First a ringphone, now a crying baby

First a ringphone, now a crying baby


norman lebrecht

January 25, 2012

Conductors know what to do when a phone goes off in their concert. It’s called the Alan Gilbert gambit.

In Dayton, Ohio, they are used to ringing phones. But when a baby started cying in the flute solo of Debussy’s L’Apres-midi d’un faun, conductor Neal Gittelman had  enough.

Read on here.


  • I don’t mind parents with babies in concerts at all, but I agree that the only place for them is next to the aisle and close to an exit – just in case. Kids should listen just as long as they are able to stay focused to the music. I think the ushers can be of help and arrange “suitable” seats for those appearing to the concert with their children.

    I would like to see a post about the problems associated with hearing aids. It is many times the older patrons who don’t realize that their hearing aid is feeding back and ruining the concert to everyone else. In Finland we have induction loops in some halls to help people with hearing aids get the music wirelessly into their hearing aid, but apparently it’s not widespread in the US.

  • Rosana Martins says:

    People should realize that concert halls are most inappropriate to very small children, let alone babies and the administrations of the halls should forbid their entrance. Parents ought to foresee these possibilities and take the necessary measures to keep their babies at home.

  • Doug says:

    This is why most theatres have a policy “no children under the age of five.”
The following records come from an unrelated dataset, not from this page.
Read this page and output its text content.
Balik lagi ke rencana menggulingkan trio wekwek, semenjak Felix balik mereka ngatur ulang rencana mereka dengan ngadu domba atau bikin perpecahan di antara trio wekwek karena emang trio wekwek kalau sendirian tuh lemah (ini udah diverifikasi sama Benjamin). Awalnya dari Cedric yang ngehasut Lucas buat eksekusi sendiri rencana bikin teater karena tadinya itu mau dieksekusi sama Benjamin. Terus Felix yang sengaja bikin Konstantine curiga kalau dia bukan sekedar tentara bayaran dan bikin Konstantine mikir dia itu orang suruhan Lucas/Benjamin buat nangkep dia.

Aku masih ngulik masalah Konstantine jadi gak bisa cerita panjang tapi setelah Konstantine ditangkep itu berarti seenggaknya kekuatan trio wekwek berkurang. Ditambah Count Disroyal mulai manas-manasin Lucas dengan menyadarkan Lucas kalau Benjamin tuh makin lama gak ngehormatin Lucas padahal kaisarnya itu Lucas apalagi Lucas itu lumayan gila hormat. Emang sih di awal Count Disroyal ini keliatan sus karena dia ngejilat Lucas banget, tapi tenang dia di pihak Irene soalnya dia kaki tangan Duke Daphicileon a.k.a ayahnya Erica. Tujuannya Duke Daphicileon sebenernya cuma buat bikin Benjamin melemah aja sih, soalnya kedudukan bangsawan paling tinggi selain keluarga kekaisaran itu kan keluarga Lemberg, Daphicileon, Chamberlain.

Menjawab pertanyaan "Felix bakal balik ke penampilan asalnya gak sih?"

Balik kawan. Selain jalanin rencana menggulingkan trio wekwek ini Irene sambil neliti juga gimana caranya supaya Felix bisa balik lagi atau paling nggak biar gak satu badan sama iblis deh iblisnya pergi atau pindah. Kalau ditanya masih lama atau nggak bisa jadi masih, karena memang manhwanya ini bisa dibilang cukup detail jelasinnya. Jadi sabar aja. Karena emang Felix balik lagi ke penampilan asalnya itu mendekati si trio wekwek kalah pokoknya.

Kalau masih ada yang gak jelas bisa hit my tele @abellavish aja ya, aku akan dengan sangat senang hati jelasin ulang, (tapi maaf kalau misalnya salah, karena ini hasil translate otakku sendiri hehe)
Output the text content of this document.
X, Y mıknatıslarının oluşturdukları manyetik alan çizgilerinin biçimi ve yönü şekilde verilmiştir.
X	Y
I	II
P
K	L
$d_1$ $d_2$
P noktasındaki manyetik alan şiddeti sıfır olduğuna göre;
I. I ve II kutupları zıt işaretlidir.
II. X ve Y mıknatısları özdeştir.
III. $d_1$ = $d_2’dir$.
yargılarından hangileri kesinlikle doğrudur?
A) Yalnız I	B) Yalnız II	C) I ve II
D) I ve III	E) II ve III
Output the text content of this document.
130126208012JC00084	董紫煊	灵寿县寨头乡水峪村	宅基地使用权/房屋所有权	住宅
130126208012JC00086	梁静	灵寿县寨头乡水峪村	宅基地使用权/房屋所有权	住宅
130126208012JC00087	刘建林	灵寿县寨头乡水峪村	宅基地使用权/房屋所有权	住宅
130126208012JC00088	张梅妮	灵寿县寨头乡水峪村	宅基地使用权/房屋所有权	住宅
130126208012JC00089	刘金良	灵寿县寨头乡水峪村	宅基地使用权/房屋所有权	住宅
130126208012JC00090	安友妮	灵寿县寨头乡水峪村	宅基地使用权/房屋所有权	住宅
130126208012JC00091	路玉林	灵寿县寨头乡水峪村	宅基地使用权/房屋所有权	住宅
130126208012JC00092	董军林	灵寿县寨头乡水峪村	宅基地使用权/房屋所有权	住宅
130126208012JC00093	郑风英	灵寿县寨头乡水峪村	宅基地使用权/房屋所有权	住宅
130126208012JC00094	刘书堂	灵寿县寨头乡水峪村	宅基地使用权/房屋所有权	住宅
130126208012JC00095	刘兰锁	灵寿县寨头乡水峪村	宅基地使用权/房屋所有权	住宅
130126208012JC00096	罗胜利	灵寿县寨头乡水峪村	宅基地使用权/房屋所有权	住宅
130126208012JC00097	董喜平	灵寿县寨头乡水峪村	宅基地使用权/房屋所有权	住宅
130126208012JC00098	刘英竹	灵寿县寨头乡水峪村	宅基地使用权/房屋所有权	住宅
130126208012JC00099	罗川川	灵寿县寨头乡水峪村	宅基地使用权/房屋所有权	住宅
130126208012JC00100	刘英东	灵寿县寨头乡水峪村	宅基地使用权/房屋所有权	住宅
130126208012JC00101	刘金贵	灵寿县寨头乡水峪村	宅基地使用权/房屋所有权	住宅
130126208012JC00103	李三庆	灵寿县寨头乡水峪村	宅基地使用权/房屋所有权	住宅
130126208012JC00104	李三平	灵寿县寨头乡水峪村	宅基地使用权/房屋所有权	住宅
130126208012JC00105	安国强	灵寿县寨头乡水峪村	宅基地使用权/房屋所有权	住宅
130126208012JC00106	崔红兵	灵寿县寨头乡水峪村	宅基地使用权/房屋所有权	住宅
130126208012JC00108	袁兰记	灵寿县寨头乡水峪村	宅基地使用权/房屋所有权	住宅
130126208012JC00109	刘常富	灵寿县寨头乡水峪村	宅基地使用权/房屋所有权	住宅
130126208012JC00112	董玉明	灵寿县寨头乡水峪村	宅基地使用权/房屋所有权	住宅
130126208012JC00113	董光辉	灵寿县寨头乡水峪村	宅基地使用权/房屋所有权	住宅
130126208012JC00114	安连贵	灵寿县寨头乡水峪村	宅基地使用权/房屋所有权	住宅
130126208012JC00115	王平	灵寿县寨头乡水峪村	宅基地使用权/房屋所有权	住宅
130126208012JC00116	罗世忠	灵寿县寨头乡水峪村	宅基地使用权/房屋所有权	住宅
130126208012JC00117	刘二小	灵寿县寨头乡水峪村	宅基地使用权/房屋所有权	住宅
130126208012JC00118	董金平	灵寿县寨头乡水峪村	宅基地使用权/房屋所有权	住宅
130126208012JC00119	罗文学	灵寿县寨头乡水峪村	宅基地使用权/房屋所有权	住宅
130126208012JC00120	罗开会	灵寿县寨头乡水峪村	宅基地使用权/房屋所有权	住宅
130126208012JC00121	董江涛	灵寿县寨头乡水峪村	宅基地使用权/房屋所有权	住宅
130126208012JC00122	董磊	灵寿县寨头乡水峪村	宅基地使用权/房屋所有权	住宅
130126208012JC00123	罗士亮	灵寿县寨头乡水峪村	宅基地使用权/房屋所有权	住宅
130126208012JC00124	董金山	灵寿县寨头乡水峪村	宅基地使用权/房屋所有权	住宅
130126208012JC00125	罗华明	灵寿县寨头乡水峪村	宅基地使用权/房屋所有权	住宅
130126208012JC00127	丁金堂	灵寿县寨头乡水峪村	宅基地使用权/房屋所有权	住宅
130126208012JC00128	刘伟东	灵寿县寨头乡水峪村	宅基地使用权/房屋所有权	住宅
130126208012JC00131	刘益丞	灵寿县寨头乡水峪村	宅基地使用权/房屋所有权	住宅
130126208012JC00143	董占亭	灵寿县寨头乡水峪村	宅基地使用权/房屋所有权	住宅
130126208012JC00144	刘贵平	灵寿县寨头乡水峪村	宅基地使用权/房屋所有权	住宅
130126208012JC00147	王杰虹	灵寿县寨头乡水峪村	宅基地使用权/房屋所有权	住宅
    That’s a no-brainer, as they say.

    • Rosana Martins says:

      Unfortunately, the theatres in Brazil allow babies and small children. Many concerts are disturbed by the crying of babies!

  • Brian says:

    I am a conductor, although not nearly as renowned as Mssrs. Gilbert and Gittelman. I have had to suffer through cell phones, coughs at just the wrong moment, hearing aids, and yes–even babies (once it was my own–she was promptly removed). I challenge our eminent conductors to try some other venues such as county fairgrounds and the all-time favorite: the high school gymnasium. How many musicians, growing up, have had to suffer the fate of audiences who still that they’re still at a tractor pull or a basketball game? Many people just don’t shut up. This is a statement on how many in our audiences never learned concert etiquette. As evidenced in America’s heartland, it’s only going to get worse.

  • Janey says:

    I’m sympathetic to wanting to see a concert, but why, oh why, bring a baby? And why not leave immediately when there’s the first sight of problems?

    Excellent point by Brian above about other venues and an overall lack of etiquette. I’m convinced that many people act as if they’re at home watching a concert on tv or at a pop concert.

    Ironically, if classical music is successful at bringing in new audiences, this issue will get worse before it gets better.

  • Barry says:

    Several years ago, when the ROH was closed, I was amazed to see two young children at the RAH performance of Gotterdammerung.They looked about ten years old and seemed enthralled.

    Not exactly babies, and probably not typical, but interesting nonetheless.

  • Ziggy says:

    The last decade has been noticeable for ‘at home’ audience behaviour in the Gallery from day visitors during the Proms. It’s now common for them to keep their smartphones on, talk, read newspapers, and eat. Objections to such behaviour are seen as slightly odd. However, most people who attend with small children are very aware of audience etiquette – though we sought help from a Redcoat when a beachball was once produced for child diversion. Attempts to point out this was not acceptable were met with hostility from the parents. Fortunately, they left at the interval.

  • Stefan says:

    Ziggy – haven’t we come full circle, in a way? The kind of behaviour you describe (talking, eating, reading newspapers, etc.) – was it not once common in opera houses and concert halls, in centuries past?